O problema era o seguinte: numa
batida policial, ele prendera um
menor, J.G.M., de 14 anos, que vendia drogas. Não era um viciado,
nunca usara drogas, entrara no negócio porque era mais rendoso vender maconha ou coca do que drops
ou mariolas. Tinha abastecimento
seguro, o pessoal do tráfico gostava
dele, era honesto e esforçado.
O policial perguntou como o guri
entrara naquele tipo de comércio.
Fácil: o pai fora assassinado pela
polícia num tiroteio contra traficantes no morro da Formiga. Era
pedreiro e biscateiro, não tinha nenhuma relação com a droga, não se
drogava nem traficava, apenas ia
passando e levou um tiro, não importava se de arma da lei ou se de
arma fora da lei.
Com a mãe sofrendo de erisipela,
mais dois irmãos menores, ele teve
de assumir a pasta da fazenda daquela modesta família. Pensou em
ser engraxate, em vender os citados
drops, em outros misteres que julgava apropriado para a sua condição de menor quase analfabeto.

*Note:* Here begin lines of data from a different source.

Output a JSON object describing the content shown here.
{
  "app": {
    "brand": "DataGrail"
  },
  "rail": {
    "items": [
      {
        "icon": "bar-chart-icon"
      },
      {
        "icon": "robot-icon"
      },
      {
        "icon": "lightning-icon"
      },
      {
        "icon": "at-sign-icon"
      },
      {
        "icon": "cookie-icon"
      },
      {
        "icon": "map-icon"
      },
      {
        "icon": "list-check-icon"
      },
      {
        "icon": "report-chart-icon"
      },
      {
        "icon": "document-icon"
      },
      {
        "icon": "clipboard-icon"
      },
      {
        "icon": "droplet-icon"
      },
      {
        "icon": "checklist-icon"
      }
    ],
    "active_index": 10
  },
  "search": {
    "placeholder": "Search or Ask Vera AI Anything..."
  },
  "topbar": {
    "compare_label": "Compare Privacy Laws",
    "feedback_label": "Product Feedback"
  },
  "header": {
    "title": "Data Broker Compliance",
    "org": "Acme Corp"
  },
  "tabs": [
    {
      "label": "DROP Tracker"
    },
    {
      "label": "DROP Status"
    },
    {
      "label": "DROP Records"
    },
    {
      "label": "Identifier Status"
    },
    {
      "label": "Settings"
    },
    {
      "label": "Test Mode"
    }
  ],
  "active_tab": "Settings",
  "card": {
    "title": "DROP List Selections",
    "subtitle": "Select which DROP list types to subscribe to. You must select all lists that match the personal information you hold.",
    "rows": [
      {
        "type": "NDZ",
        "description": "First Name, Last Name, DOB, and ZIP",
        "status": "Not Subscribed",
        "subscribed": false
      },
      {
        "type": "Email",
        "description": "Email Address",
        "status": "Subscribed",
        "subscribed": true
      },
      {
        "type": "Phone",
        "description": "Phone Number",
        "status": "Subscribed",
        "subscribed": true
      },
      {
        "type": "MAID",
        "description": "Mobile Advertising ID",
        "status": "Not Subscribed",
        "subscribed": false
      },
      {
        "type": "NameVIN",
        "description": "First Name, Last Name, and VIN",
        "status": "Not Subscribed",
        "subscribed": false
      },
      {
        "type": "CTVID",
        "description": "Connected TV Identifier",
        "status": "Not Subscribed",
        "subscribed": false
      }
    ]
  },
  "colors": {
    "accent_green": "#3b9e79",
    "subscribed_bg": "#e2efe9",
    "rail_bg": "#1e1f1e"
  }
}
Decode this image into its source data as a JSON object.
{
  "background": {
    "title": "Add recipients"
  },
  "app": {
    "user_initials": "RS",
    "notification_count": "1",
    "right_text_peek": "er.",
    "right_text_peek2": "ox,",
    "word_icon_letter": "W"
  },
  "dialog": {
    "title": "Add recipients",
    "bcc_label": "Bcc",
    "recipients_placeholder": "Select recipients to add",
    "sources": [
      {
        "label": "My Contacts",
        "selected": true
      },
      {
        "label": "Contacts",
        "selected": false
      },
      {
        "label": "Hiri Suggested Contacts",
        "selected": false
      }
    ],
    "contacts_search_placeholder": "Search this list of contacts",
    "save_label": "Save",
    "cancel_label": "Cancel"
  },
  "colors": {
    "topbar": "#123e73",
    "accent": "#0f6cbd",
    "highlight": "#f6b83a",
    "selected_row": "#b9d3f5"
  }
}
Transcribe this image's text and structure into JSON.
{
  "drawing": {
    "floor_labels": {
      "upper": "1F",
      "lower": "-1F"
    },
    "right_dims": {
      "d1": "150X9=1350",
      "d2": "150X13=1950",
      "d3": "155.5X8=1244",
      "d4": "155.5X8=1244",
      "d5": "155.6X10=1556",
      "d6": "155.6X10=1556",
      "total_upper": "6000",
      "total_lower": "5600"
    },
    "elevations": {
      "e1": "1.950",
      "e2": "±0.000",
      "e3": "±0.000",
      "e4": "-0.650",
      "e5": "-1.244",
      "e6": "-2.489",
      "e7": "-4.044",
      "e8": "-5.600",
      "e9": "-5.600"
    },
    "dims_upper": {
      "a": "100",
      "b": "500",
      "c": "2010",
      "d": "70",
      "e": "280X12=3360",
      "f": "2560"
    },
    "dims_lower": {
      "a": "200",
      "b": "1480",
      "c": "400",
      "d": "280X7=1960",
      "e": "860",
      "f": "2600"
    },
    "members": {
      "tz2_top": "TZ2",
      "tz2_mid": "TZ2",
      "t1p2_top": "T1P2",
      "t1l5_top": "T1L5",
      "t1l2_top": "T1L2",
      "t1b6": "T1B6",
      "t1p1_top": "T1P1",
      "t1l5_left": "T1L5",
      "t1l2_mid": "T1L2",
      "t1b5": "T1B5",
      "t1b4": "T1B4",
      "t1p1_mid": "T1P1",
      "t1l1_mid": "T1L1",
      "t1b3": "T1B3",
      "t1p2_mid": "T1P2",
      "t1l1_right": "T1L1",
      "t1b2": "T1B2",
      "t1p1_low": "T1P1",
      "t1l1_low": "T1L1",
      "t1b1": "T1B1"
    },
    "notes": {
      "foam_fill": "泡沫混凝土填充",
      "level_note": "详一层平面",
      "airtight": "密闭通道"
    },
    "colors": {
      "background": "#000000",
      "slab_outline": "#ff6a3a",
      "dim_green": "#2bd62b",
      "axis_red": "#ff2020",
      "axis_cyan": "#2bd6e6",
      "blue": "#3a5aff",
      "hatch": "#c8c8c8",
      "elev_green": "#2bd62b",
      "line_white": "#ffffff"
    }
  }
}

Encontrou um rapaz, pouco mais
velho do que ele, de 19 anos, que o
iniciou no tráfico. A diferença é que
o professor era, ele próprio, um viciado, que não durou muito: morreu numa briga entre traficantes.
Decidido a não experimentar a
droga, ele achava que estava numa
boa, ganhava alguma coisa e não pagava o preço do vício. Ficou preso
numa delegacia de menores. Tornou-se viciado.